Craigs IP analyst Stephen Ridgewell agrees. He calls Pushpay's official guidance "conservative" and is also picking operating earnings of $57m for FY2021.
Dividend on the way
Kisirwani and Wong predict Pushpay will start paying a dividend in 2022, initially with a modest 0.9 per cent yield.
ForBarr does not see any profit payout on the immediate horizon.
Craigs' Ridgewell sees the capacity to pay dividends from FY2021, but doesn't see that as the right track.
"We think Pushpay has the ability to pay dividends in FY2021, given strong cashflow generation and moderate debt levels, but we think a better use of funds would be to reinvest that cash to support growth, including by selective acquisitions that will further entrench Pushpay's market leadership position as it moves from a payments-only solution to offering a "one-stop-shop" of mission-critical software for churches," he says.
"For example, we think Pushpay's acquisition of CCB [Church Community Builder] last year has been a great success, expanding Pushpay's product suite and value proposition to customers, while providing a good opportunity for Pushpay to cross-sell its payments solutions to CCB's customer base of mainly larger churches, which we understand has been well received by Pushpay's customers."
Constant growth, constant change at the top
After a banner FY2020, which included the purchase of Colorado-based church management system software maker Church Community Builder for US$87.5m ($132.2m) to flesh out its product offering, Pushpay shares slumped to $2.82 in March as the stock was caught up in general negative market sentiment as level 4 loomed. But its shares started to climb as it became apparent the pandemic was the spark many congregations needed to go digital, before recently giving up some of their gains.
It has not been smooth-sailing for whole sector, however. Nasdaq-listed Blackbaud - the closest thing Pushpay has to a direct competitor - has seen its stock fall around 25 per cent this year to a recent US$59.35 (for a market cap of US2.94b). Blackbaud is strong in Catholic churches (Pushpay's powerbase is Protestant), but it also offers payment services for general non-profits.
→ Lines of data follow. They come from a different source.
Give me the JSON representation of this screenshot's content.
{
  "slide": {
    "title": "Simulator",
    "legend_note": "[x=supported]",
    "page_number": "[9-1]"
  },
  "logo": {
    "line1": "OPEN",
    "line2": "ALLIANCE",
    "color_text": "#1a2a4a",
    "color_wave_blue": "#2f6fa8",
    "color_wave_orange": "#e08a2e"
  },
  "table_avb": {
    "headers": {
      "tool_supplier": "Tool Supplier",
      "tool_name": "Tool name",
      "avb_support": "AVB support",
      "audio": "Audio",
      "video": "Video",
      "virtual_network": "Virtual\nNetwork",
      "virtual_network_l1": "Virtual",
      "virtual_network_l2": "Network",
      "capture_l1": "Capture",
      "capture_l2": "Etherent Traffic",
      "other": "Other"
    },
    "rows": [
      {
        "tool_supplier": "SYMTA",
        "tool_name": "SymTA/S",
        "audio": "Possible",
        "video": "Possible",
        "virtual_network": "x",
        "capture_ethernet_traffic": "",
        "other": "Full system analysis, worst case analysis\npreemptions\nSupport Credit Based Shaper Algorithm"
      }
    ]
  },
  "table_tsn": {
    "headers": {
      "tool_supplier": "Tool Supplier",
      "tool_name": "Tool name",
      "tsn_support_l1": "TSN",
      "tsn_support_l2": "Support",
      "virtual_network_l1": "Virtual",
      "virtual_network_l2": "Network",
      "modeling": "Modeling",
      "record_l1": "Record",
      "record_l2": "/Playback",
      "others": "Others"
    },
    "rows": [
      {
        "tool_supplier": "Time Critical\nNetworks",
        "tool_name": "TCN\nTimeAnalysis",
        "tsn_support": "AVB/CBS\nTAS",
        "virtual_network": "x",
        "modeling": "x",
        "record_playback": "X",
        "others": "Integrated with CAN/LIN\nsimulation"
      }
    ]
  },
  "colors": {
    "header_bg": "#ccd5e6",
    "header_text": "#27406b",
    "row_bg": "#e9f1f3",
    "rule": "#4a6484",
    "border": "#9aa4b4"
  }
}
A recent data breach, that caught up clients including the University of Auckland, which uses Blackbaud to manage alumni donors, did not help.
And while Pushpay's growth has been constant, there has been chopping and changing at the top.
Chris Heaslip quit as chief executive in May last year, just months after fellow co-founder Eliot Crowther.
Heaslip was replaced as CEO by former Pushpay chairman Bruce Gordon, who in turn announced at the company's annual meeting in June this year that he would step aside once a replacement was found.
Where Heaslip talked up expansion into the non-profit and private school markets toward the end of his tenure, Gordon preferred a "laser-like focus" on US churches, with an aspirational goal to capture 50 per cent of the market, equating to revenue of US$1 billion a year (FY2020 revenue was US$129.8m).
Pushpay's AGM on June 18 saw Justine Smyth confirmed as the company's first female director, only for Smyth to resign a month later in what she would only call a "personal decision" as she maintained various board roles elsewhere.
Earlier this week, Pushpay appointed Lorraine Witten as Smyth's replacement. Witten is also on the boards of two other NZX-listed companies: TIL Logistics Group and Rakon and a director of Horizon Energy.